According to the Nationwide survey, advisors and finance professionals are more confident about their ability to weather future crises than investors. After going through previous crises, 70% of advisors and financial professionals surveyed feel more confident in their ability to protect their clients’ finances and investments in the event of a new crisis, compared to only 44% of investors.
Additionally, 66% of finance professionals feel more confident about investing their clients’ assets in the stock market, compared to just 38% of investors.
Investors can benefit from the knowledge and advice of financial advisors and professionals.

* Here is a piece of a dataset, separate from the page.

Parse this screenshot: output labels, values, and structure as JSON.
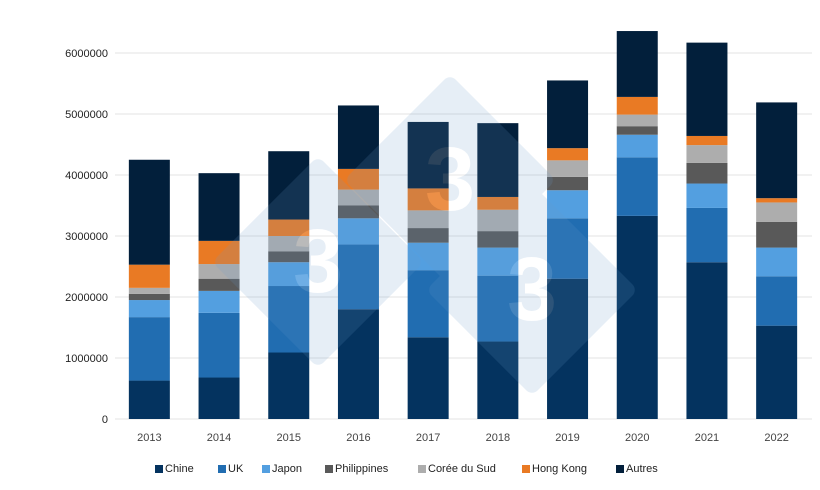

Their experience – forged in helping clients through past crises – makes them qualified to prepare their clients for the next disaster.
In the past year alone, many investors have started working with finance professionals.
The Nationwide survey found that 91% of investors agree that working with a finance professional helps them feel more confident that they can make the right investment decisions, even during an extreme financial crisis. Additionally, 89% of investors say having a plan for their investments helps them feel in control, even if they can’t plan everything.
I wish I could say with confidence that it will be a long time before our next financial crisis. The truth is, most crises are hard to predict, but if history is any indication, at least one more is likely to happen again in your lifetime. That’s why it’s important that we learn from past experiences and use that knowledge to prepare for the unexpected.
Although we should all be students of financial planning, financial advisors and professionals are likely to provide deeper knowledge to guide you to the right decisions now and in critical times.
It’s never too late to start protecting your financial future – chances are you’ll be glad you did when the next financial crisis hits.